A Pivotal Opportunity for Canada’s Knowledge Leadership — Global Science Advice Comes to Montreal

Published On: August 2021Categories: 2021 Editorial Series, Editorials


Paul Dufour

University of Ottawa

Senior Fellow, ISSP

Paul Dufour

From August 30 to September 2, 2021, Quebec’s Chief Scientist, Remi Quirion, will be hosting the 4th International Conference on Science Advice to Governments, INGSA2021 — Build Back Wiser: Knowledge, Policy and Publics in Dialogue.

The conference, with the support of the Chief Science Advisor of Canada, Mona Nemer, will take place in Montreal. It will bring together more than 1,500 political representatives, diplomats and government science advisors to promote scientific expertise and the use of scientific knowledge in informing policy decisions in an increasingly complex world. Given the host’s work in French-speaking countries, a special part in the programme will be devoted for policy discussions centered on strengthening the science advisory capacity in la Francophonie.

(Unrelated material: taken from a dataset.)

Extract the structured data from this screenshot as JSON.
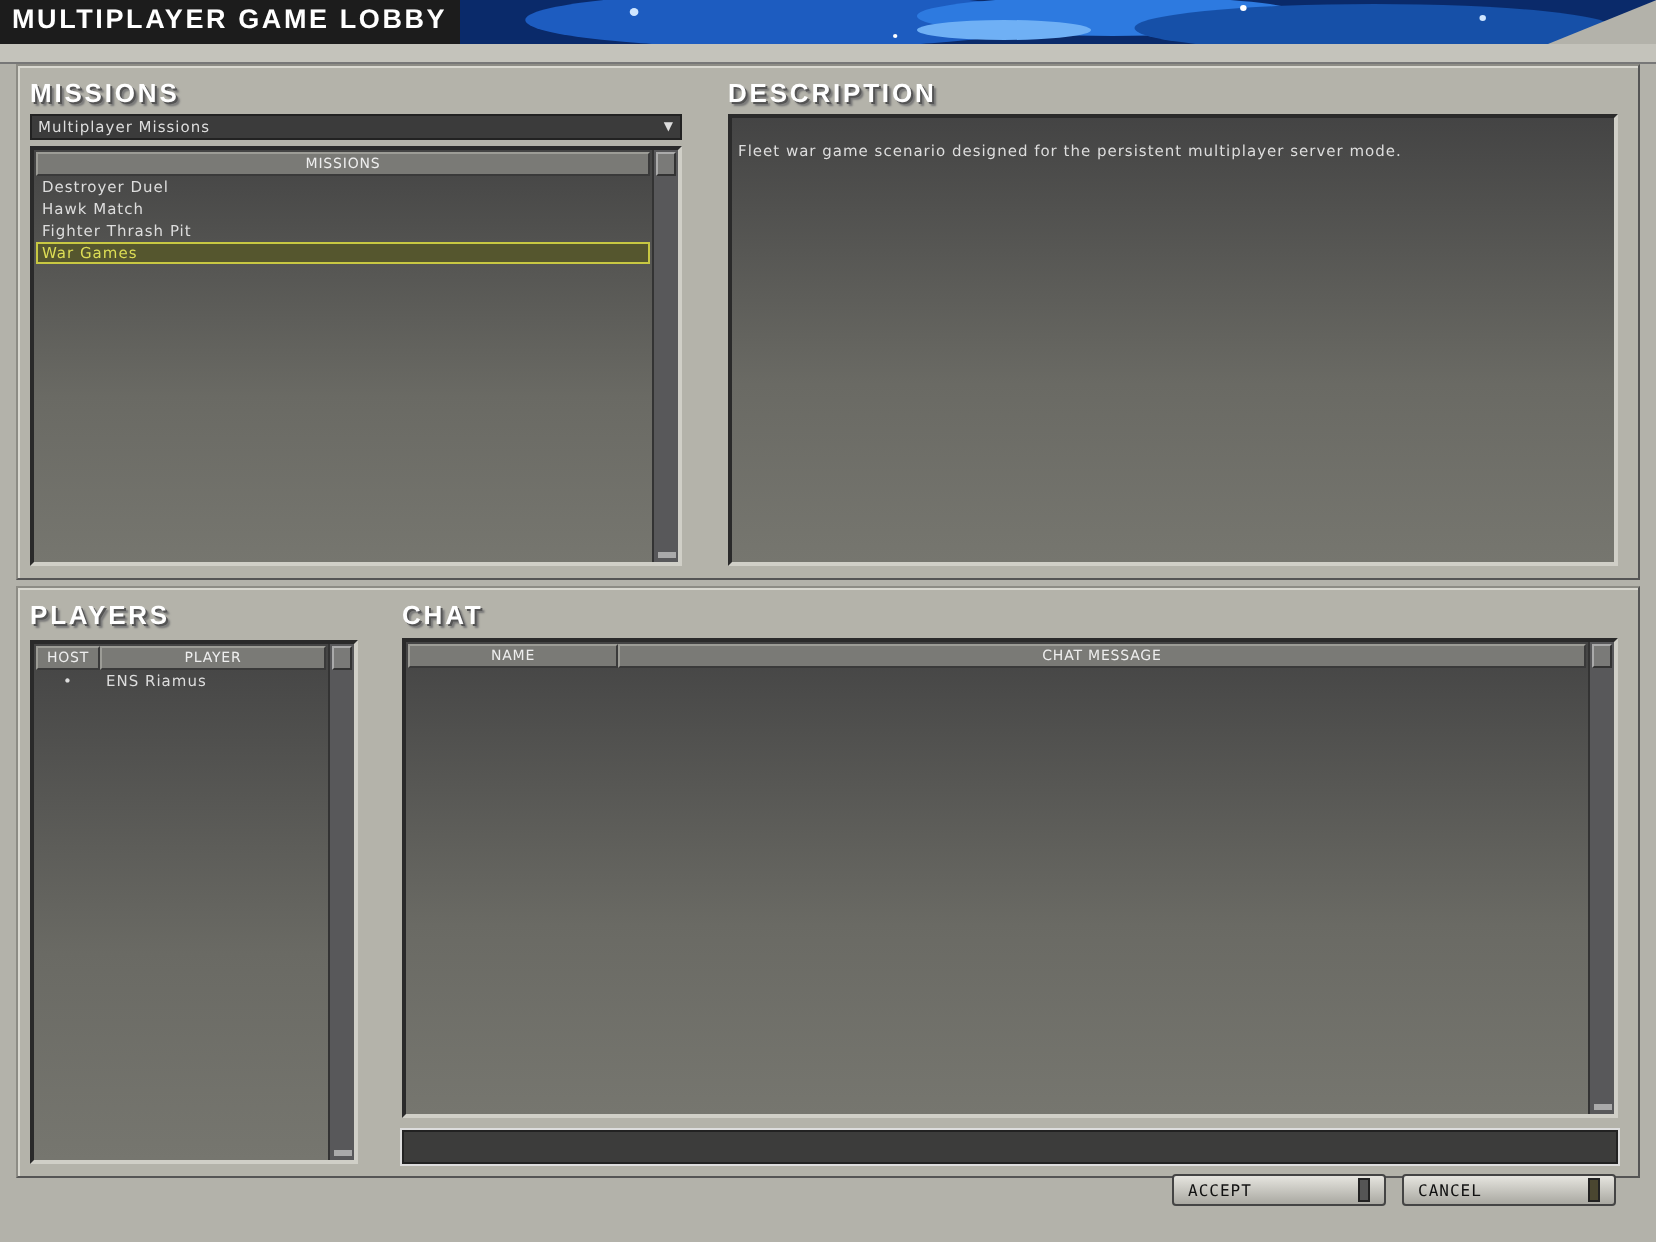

It is the fourth such global conference since 2014 following those in Auckland, Brussels and Tokyo. INGSA’s mission is to provide a forum for policy makers, practitioners, national academies, and academics to share experience, build capacity and develop theoretical and practical approaches to the use of scientific evidence in informing policy at all levels of government.

The lineup of speakers and experts for the Montreal conference is a stellar one ranging from science advisors to government to next generation students of science advice.

Science advice has a new pivot point. Clearly, the responses to the pandemic and climate change crises have underscored the creativity and criticality of having sound evidence and reliable knowledge communicated effectively with the public around the world. To be sure, there has been considerable experimentation in the science and health advisory apparatus globally as we have seen within the evolving INGSA membership itself.

Many experts and organizations have come to the fore to illustrate why and how science and its advice matter to decision-making. Not all of it has been successful. The dialogue between scientists, the public and political officials has had its ups and downs. The knowledge community has learned that just stating facts about evidence and assuming it will be adopted is not always an easy road. And the polity has begun to understand that paying attention to the evolving research and science is critical but not the only input to strong leadership. Effective communication and trust remain the touchstones for this advice to have impact– and will remain so.

Leadership at all levels will matter. It is important to recall what Canada’s PM said during his first election campaign—“We will value science and treat scientists with respect.” Hopefully, whatever next leadership at the federal level is elected, it will continue to embrace this and support the knowledge and research community across the country.

Much has been made of our science and health advice and communicating it effectively with citizens. But, in the face of the new challenges, it is clear that our science advisory apparatus will need re-tooling and a new approach. It is certainly being reinvigorated elsewhere. So why not here in Canada?

For starters, we need to make the Chief Science Advisor’s role and status permanent and link it more closely to our elected leadership at all political levels, including the new cross-partisan House Science and Research Committee .

We need to install a publicly facing Council of Science, Technology and Knowledge Advice as mooted by the Naylor expert panel on fundamental science.

We need to grow the existing chief scientists’ circle within the federal government and we should be encouraging Canada’s Premiers to explore ramping up their own advisory apparatus. Indeed, the Quebec Chief Scientist (also overseeing three funding agencies), who is celebrating his 10th anniversary advising over several administrations, highlights how a well constructed advisory model can work—-with the right support and chemistry of key players.

Finally, we need to bring this capacity to the fore in designing a new, pan-Canadian science, knowledge and innovation strategy that responds to our citizen’s expectations, while significantly investing in discovery science and the next generation of researchers. And we need to ensure it is inclusive in all respects.

It’s not like we haven’t succeeded in constructing an effective country-wide science advisory capacity in the past— it existed in various forms. We just need to go at it with more dedicated focus as the pace and scale of science, society, and polity interfaces are multiplying.